O 2° choque do petróleo abalou a economia brasileira, pois as despesas com as importações cresceram sensivelmente resultando novamente no aumento significativo no déficit da balança comercial brasileira. De acordo com a tabela 11, o preço da tonelada de petróleo, que era de US$ 91,9 em 78, passou para US$ 126,1 em 79, e continuou a subir atingindo US$ 215,2 em 1980. As despesas de importação consequentemente aumentaram, passando de US$ 13.083 milhões em 78, para US$ 18.084 em 79, e aumentando para US$ 22.955 em 80. Por causa desse extraordinário aumento das importações, a balança comercial apresentou um aumento do déficit, que era de US$ 1.024 milhões em 78, para US$ 2.839 milhões em 79, e US$ 2.823 milhões em 80.
TABELA 11
Influência do preço do petróleo nas importações e na Balança comercial 1978-1982
|
Ano |
Preço ton.

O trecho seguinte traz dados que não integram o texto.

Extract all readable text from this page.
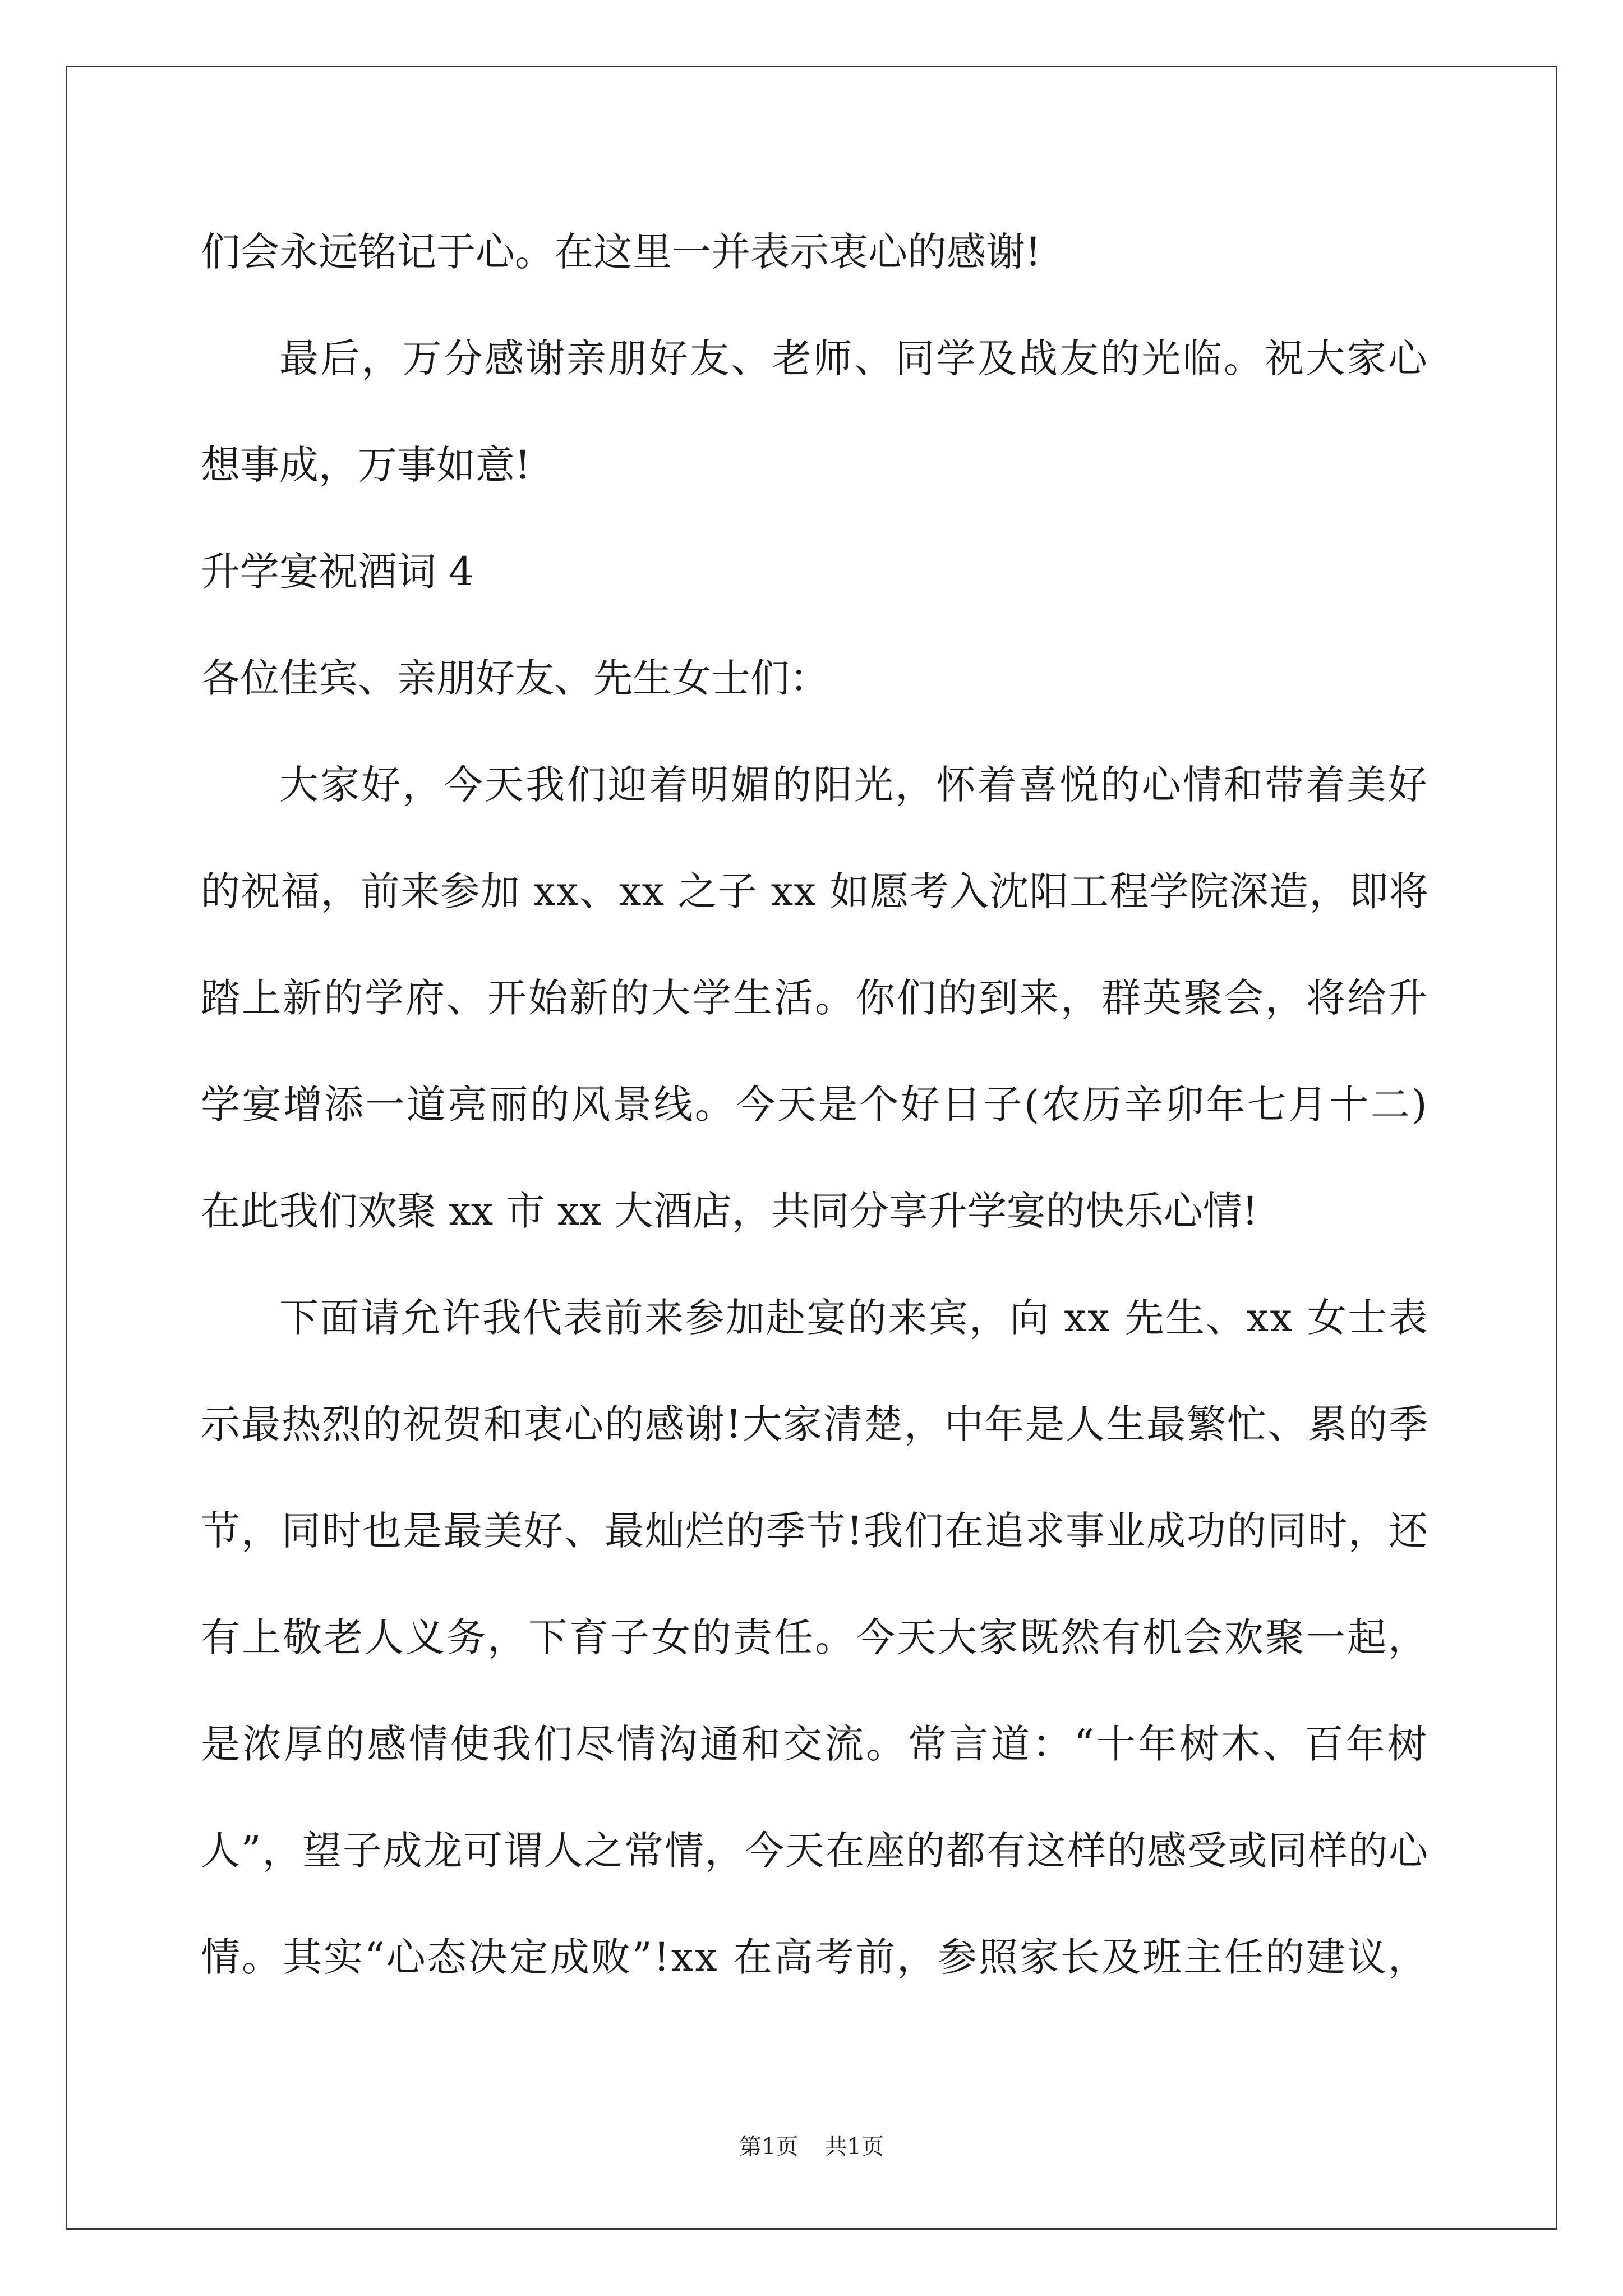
们会永远铭记于心。在这里一并表示衷心的感谢!
最后，万分感谢亲朋好友、老师、同学及战友的光临。祝大家心
想事成，万事如意!
升学宴祝酒词 4
各位佳宾、亲朋好友、先生女士们：
大家好，今天我们迎着明媚的阳光，怀着喜悦的心情和带着美好
的祝福，前来参加 xx、xx 之子 xx 如愿考入沈阳工程学院深造，即将
踏上新的学府、开始新的大学生活。你们的到来，群英聚会，将给升
学宴增添一道亮丽的风景线。今天是个好日子(农历辛卯年七月十二)
在此我们欢聚 xx 市 xx 大酒店，共同分享升学宴的快乐心情!
下面请允许我代表前来参加赴宴的来宾，向 xx 先生、xx 女士表
示最热烈的祝贺和衷心的感谢!大家清楚，中年是人生最繁忙、累的季
节，同时也是最美好、最灿烂的季节!我们在追求事业成功的同时，还
有上敬老人义务，下育子女的责任。今天大家既然有机会欢聚一起，
是浓厚的感情使我们尽情沟通和交流。常言道：“十年树木、百年树
人”，望子成龙可谓人之常情，今天在座的都有这样的感受或同样的心
情。其实“心态决定成败”!xx 在高考前，参照家长及班主任的建议，
第1页 共1页
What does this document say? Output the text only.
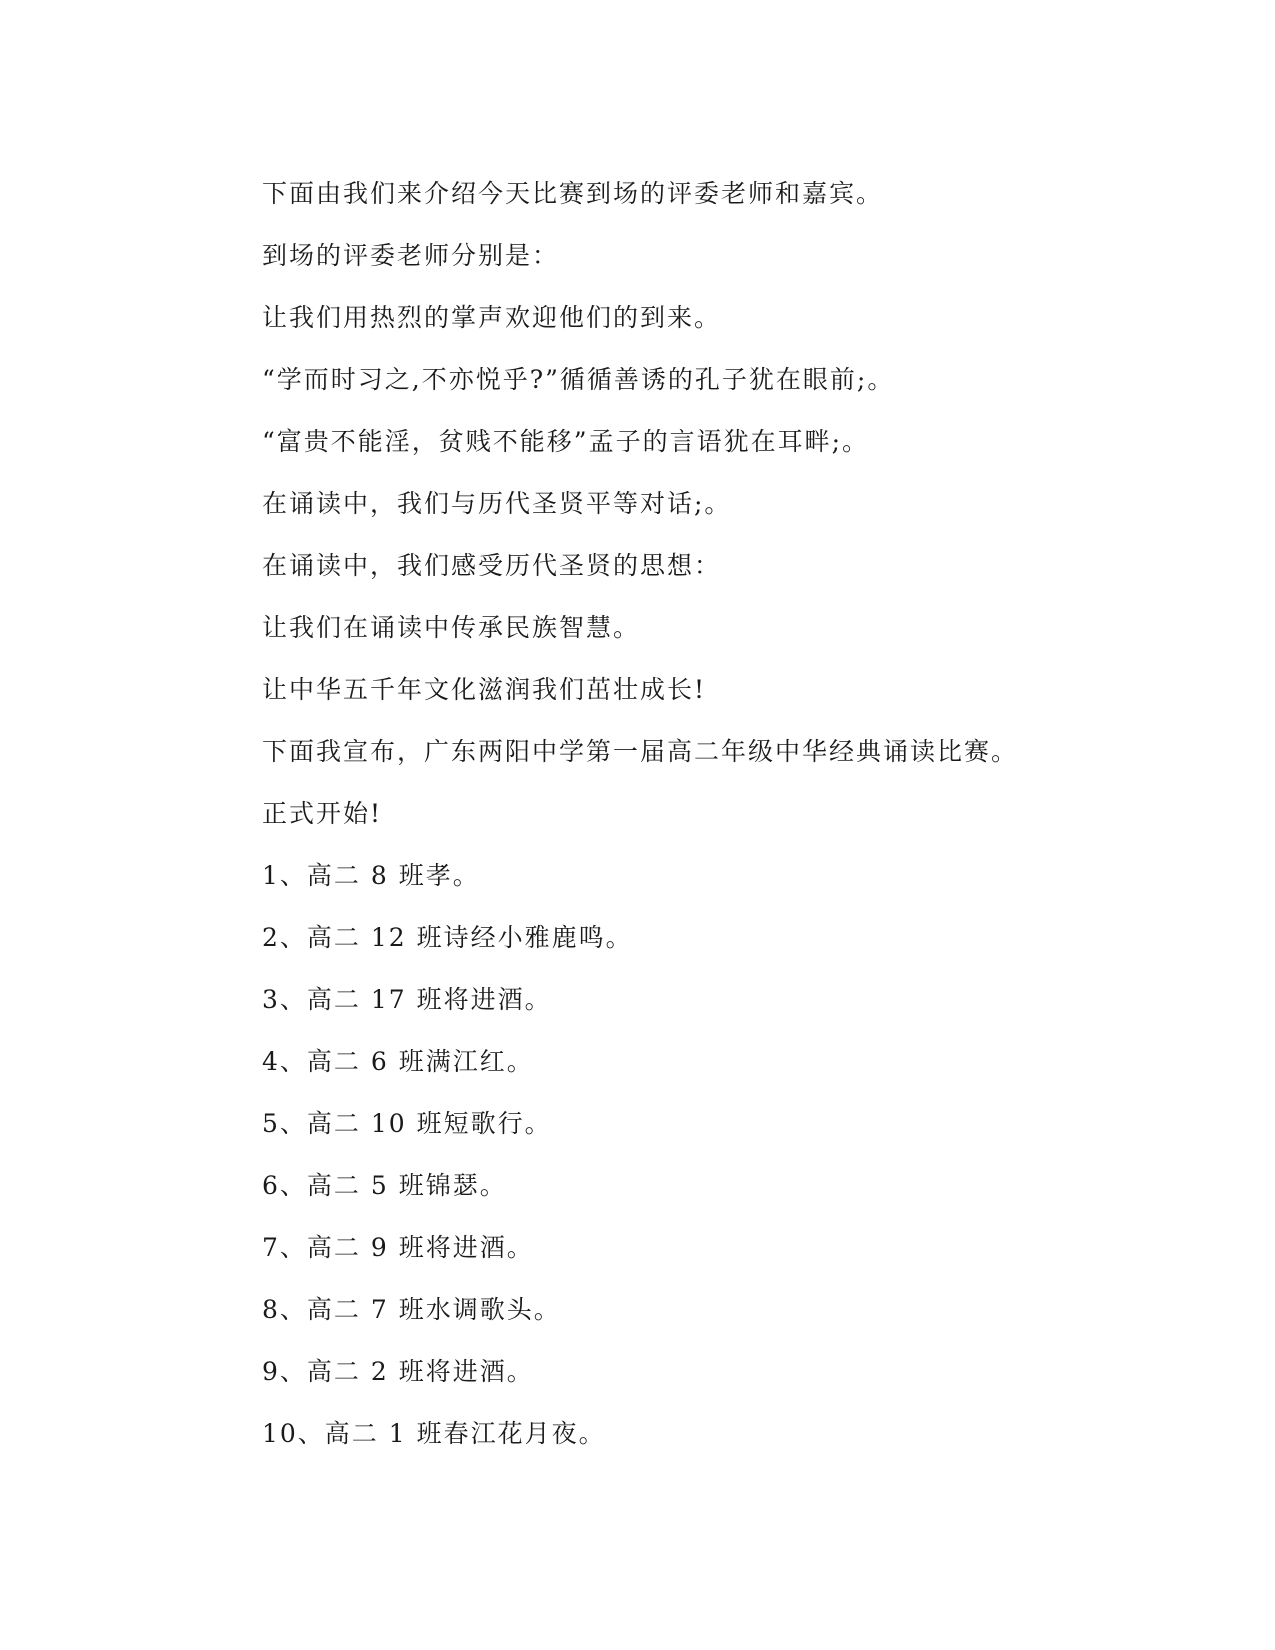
下面由我们来介绍今天比赛到场的评委老师和嘉宾。
到场的评委老师分别是：
让我们用热烈的掌声欢迎他们的到来。
“学而时习之,不亦悦乎?”循循善诱的孔子犹在眼前;。
“富贵不能淫，贫贱不能移”孟子的言语犹在耳畔;。
在诵读中，我们与历代圣贤平等对话;。
在诵读中，我们感受历代圣贤的思想：
让我们在诵读中传承民族智慧。
让中华五千年文化滋润我们茁壮成长!
下面我宣布，广东两阳中学第一届高二年级中华经典诵读比赛。
正式开始!
1、高二 8 班孝。
2、高二 12 班诗经小雅鹿鸣。
3、高二 17 班将进酒。
4、高二 6 班满江红。
5、高二 10 班短歌行。
6、高二 5 班锦瑟。
7、高二 9 班将进酒。
8、高二 7 班水调歌头。
9、高二 2 班将进酒。
10、高二 1 班春江花月夜。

Petróleo US$ (*) |
Export. US$ milhões |
Import. US$ milhões |
Bal. Comercial US$ milhões |
|
1978 |
91,9 |
12.058 |
13.083 |
-1.024 |
|
1979 |
126,1 |
15.244 |
18.084 |
-2.839 |
|
1980 |
215,2 |
20.132 |
22.955 |
-2.823 |
|
1981 |
252,7 |
23.293 |
22.090 |
+1.202 |
|
1982 |
238,5 |
20.175 |
19.395 |
+780 |
Fonte: BACEN.
Extraído: GOLDENSTEIN, Sérgio. A dívida externa brasileira - 1964/1983: evolução e crise. Rio de Janeiro, 1986. Ed. Guanabara. Quadro 41. pp. 140.
(*)Quadro 36. pp. 124.
O choque financeiro se deu basicamente em virtude da política norte-americana posta em prática pelo governo Reagan. "Essa política constituiu no aumento extraordinário das taxas de juros nos Estados Unidos, no contexto da aplicação da teoria do lado da oferta (supply-side economics) sobre a gestão do orçamento fiscal (redução de impostos), articulada a um rígido controle monetário".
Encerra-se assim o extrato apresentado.